Parfois, le corps et ses changements racontent quelque chose. Pas toujours, mais parfois. Et c'est justement là que le débat devient délicat. Car on ne sait absolument rien de la santé d'Ariana Grande. Peut-être va-t-elle parfaitement bien. Peut-être traverse-t-elle quelque chose. Peut-être ni l'un ni l'autre. Le problème, aujourd’hui, c'est qu'on ne sait plus faire la différence entre s'inquiéter et juger.
S'inquiéter sans condamner
A force de vouloir protéger les individus des commentaires toxiques, est-ce qu'on a pas fini par rendre impossible toute conversation sur la santé lorsqu'elle devient visible? Une question d'autant plus inconfortable que nous vivons une époque un brin étrange.
D'un côté, le fait de répéter (à juste titre) que tous les corps méritent le respect. D'un autre, TikTok voit exploser des tendances comme SkinnyTok, où la minceur extrême est à nouveau présentée comme un idéal à atteindre.
C'est peut-être ça, le paradoxe le plus absurde. On explique aux femmes et aux adolescentes qu'elles doivent aimer leur corps, puis elles ouvrent les réseaux, et l'algorithme leur explique exactement l'inverse. L'esthétique «heroin chic», que l'on croyait enterrée avec les années 1990, revient régulièrement sous des noms différents, mais avec les mêmes injonctions.
Mange moins, sois plus fine, prends le moins de place possible. Et surtout, tais-toi. Les mots ont changé; les fantasmes, pas tant.
Le grand malentendu
Comment expliquer ce paradoxe? Peut-être parce que les discours ont évolué plus vite que les imaginaires. On a enfin appris à ne plus écrire «Britney est grosse» en Une des magazines; même si quelques torchons continuent d'en faire leur fonds de commerce.
En revanche, on n'a peut-être pas encore appris à parler de santé... sans parler d'esthétique. Et c'est sûrement là que se cache tout le problème. Personne ne devrait être réduit à son apparence, mais personne ne devrait non plus être condamné au silence lorsqu'une inquiétude est sincère et formulée avec respect.
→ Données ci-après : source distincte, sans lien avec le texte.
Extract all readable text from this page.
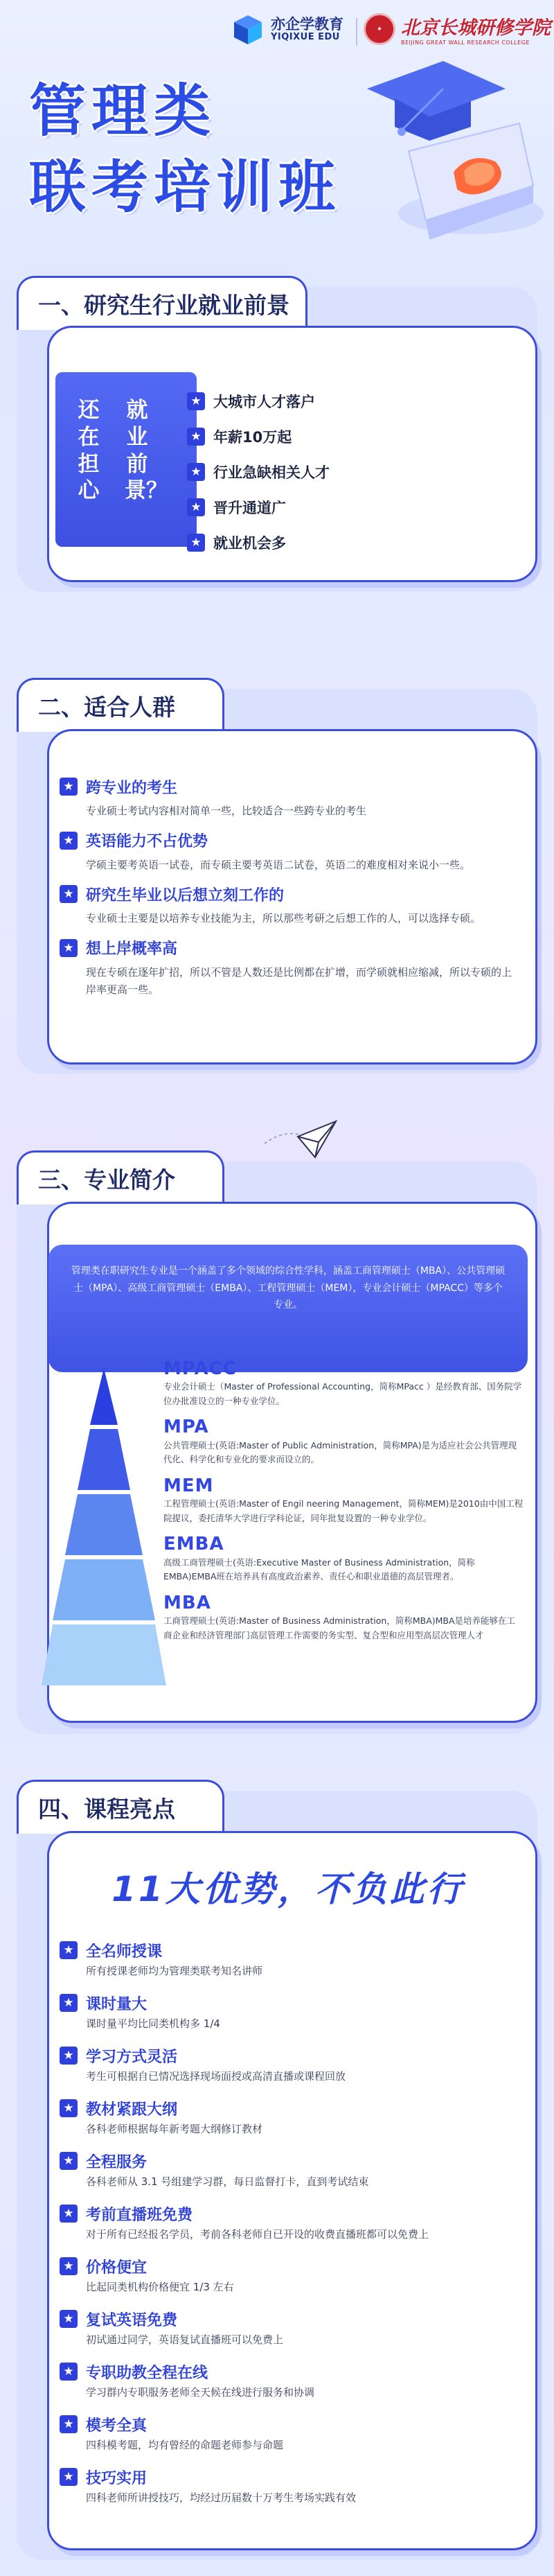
亦企学教育
YIQIXUE EDU
✦ 北京长城研修学院
BEIJING GREAT WALL RESEARCH COLLEGE
管理类
联考培训班
一、研究生行业就业前景
还在担心
就业前景？
★ 大城市人才落户
★ 年薪10万起
★ 行业急缺相关人才
★ 晋升通道广
★ 就业机会多
二、适合人群
★ 跨专业的考生
专业硕士考试内容相对简单一些，比较适合一些跨专业的考生
★ 英语能力不占优势
学硕主要考英语一试卷，而专硕主要考英语二试卷，英语二的难度相对来说小一些。
★ 研究生毕业以后想立刻工作的
专业硕士主要是以培养专业技能为主，所以那些考研之后想工作的人，可以选择专硕。
★ 想上岸概率高
现在专硕在逐年扩招，所以不管是人数还是比例都在扩增，而学硕就相应缩减，所以专硕的上岸率更高一些。
三、专业简介
管理类在职研究生专业是一个涵盖了多个领域的综合性学科，涵盖工商管理硕士（MBA）、公共管理硕士（MPA）、高级工商管理硕士（EMBA）、工程管理硕士（MEM），专业会计硕士（MPACC）等多个专业。
MPACC
专业会计硕士（Master of Professional Accounting，简称MPacc ）是经教育部、国务院学位办批准设立的一种专业学位。
MPA
公共管理硕士(英语:Master of Public Administration，简称MPA)是为适应社会公共管理现代化、科学化和专业化的要求而设立的。
MEM
工程管理硕士(英语:Master of Engil neering Management，简称MEM)是2010由中国工程院提议，委托清华大学进行学科论证，同年批复设置的一种专业学位。
EMBA
高级工商管理硕士(英语:Executive Master of Business Administration，简称EMBA)EMBA班在培养具有高度政治素养、责任心和职业道德的高层管理者。
MBA
工商管理硕士(英语:Master of Business Administration，简称MBA)MBA是培养能够在工商企业和经济管理部门高层管理工作需要的务实型、复合型和应用型高层次管理人才
四、课程亮点
11大优势，不负此行
★ 全名师授课
所有授课老师均为管理类联考知名讲师
★ 课时量大
课时量平均比同类机构多 1/4
★ 学习方式灵活
考生可根据自已情况选择现场面授或高清直播或课程回放
★ 教材紧跟大纲
各科老师根据每年新考题大纲修订教材
★ 全程服务
各科老师从 3.1 号组建学习群，每日监督打卡，直到考试结束
★ 考前直播班免费
对于所有已经报名学员，考前各科老师自已开设的收费直播班都可以免费上
★ 价格便宜
比起同类机构价格便宜 1/3 左右
★ 复试英语免费
初试通过同学，英语复试直播班可以免费上
★ 专职助教全程在线
学习群内专职服务老师全天候在线进行服务和协调
★ 模考全真
四科模考题，均有曾经的命题老师参与命题
★ 技巧实用
四科老师所讲授技巧，均经过历届数十万考生考场实践有效
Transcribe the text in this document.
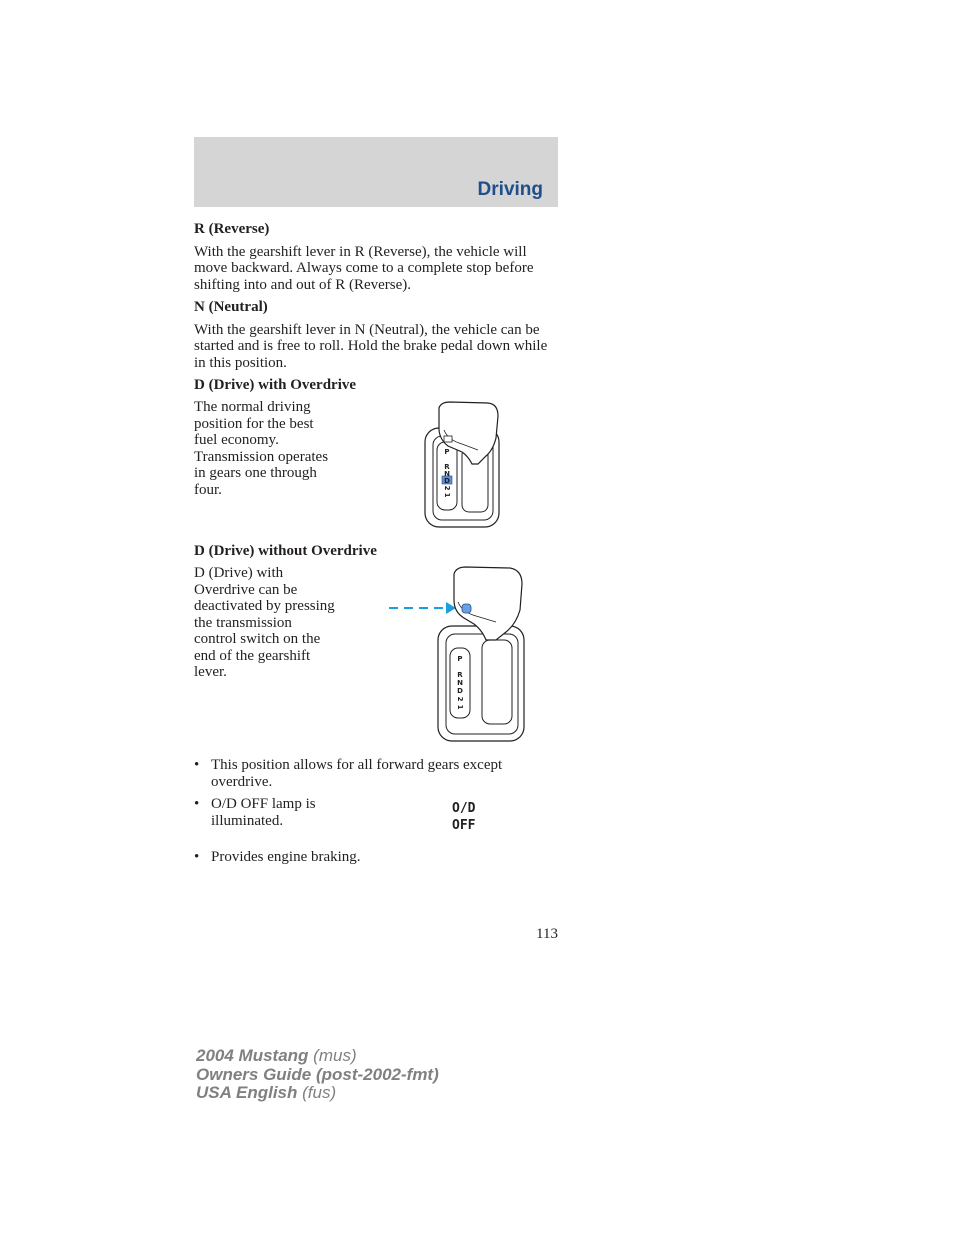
Driving
R (Reverse)
With the gearshift lever in R (Reverse), the vehicle will move backward. Always come to a complete stop before shifting into and out of R (Reverse).
N (Neutral)
With the gearshift lever in N (Neutral), the vehicle can be started and is free to roll. Hold the brake pedal down while in this position.
D (Drive) with Overdrive
The normal driving
position for the best
fuel economy.
Transmission operates
in gears one through
four.
P
R
N
D
2
1
D (Drive) without Overdrive
D (Drive) with
Overdrive can be
deactivated by pressing
the transmission
control switch on the
end of the gearshift
lever.
P
R
N
D
2
1
• This position allows for all forward gears except
overdrive.
• O/D OFF lamp is
illuminated.
O/D
OFF
• Provides engine braking.
113
2004 Mustang (mus)
Owners Guide (post-2002-fmt)
USA English (fus)
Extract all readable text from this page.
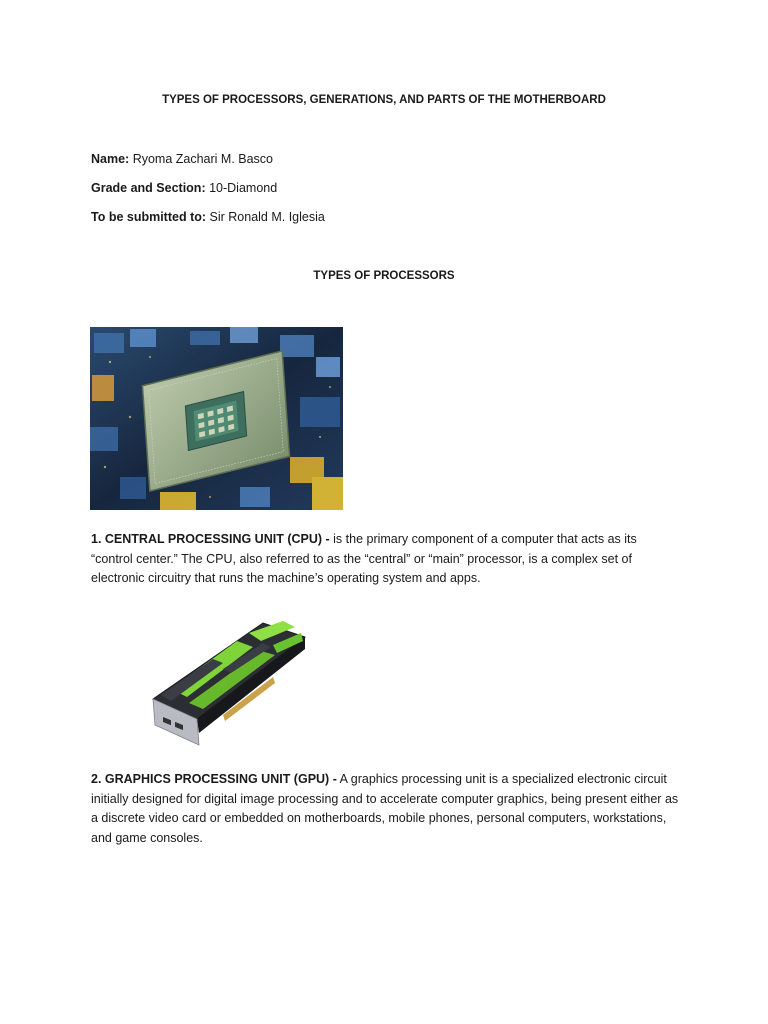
TYPES OF PROCESSORS, GENERATIONS, AND PARTS OF THE MOTHERBOARD
Name: Ryoma Zachari M. Basco
Grade and Section: 10-Diamond
To be submitted to: Sir Ronald M. Iglesia
TYPES OF PROCESSORS
1. CENTRAL PROCESSING UNIT (CPU) - is the primary component of a computer that acts as its “control center.” The CPU, also referred to as the “central” or “main” processor, is a complex set of electronic circuitry that runs the machine’s operating system and apps.
2. GRAPHICS PROCESSING UNIT (GPU) - A graphics processing unit is a specialized electronic circuit initially designed for digital image processing and to accelerate computer graphics, being present either as a discrete video card or embedded on motherboards, mobile phones, personal computers, workstations, and game consoles.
L'objectif ne devrait jamais être de diagnostiquer une célébrité à travers un écran, encore moins de transformer son corps en spectacle, façon «oh regardez Amy Winehouse est en train de crever à petit feu sous nos yeux… oh bah ça y est, elle est morte».
En revanche, on peut peut-être s'interroger sur le message collectif qu'on envoie lorsque certaines silhouettes redeviennent omniprésentes dans les clips, les campagnes de mode, les tapis rouges ou les algorithmes.
Le débat mérite mieux que des caricatures. D'un côté, ceux qui pensent avoir le droit de commenter le moindre centimètre carré de chair, de l'autre, ceux qui considèrent que la seule attitude acceptable consiste désormais à se taire.
On a passé des années à croire que tout commentaire sur le corps des femmes était acceptable. Puis, on s'est dit que plus aucun ne l'était. Comme souvent, la vérité se cache sans doute quelque part entre les deux. Entre la cruauté… et le silence.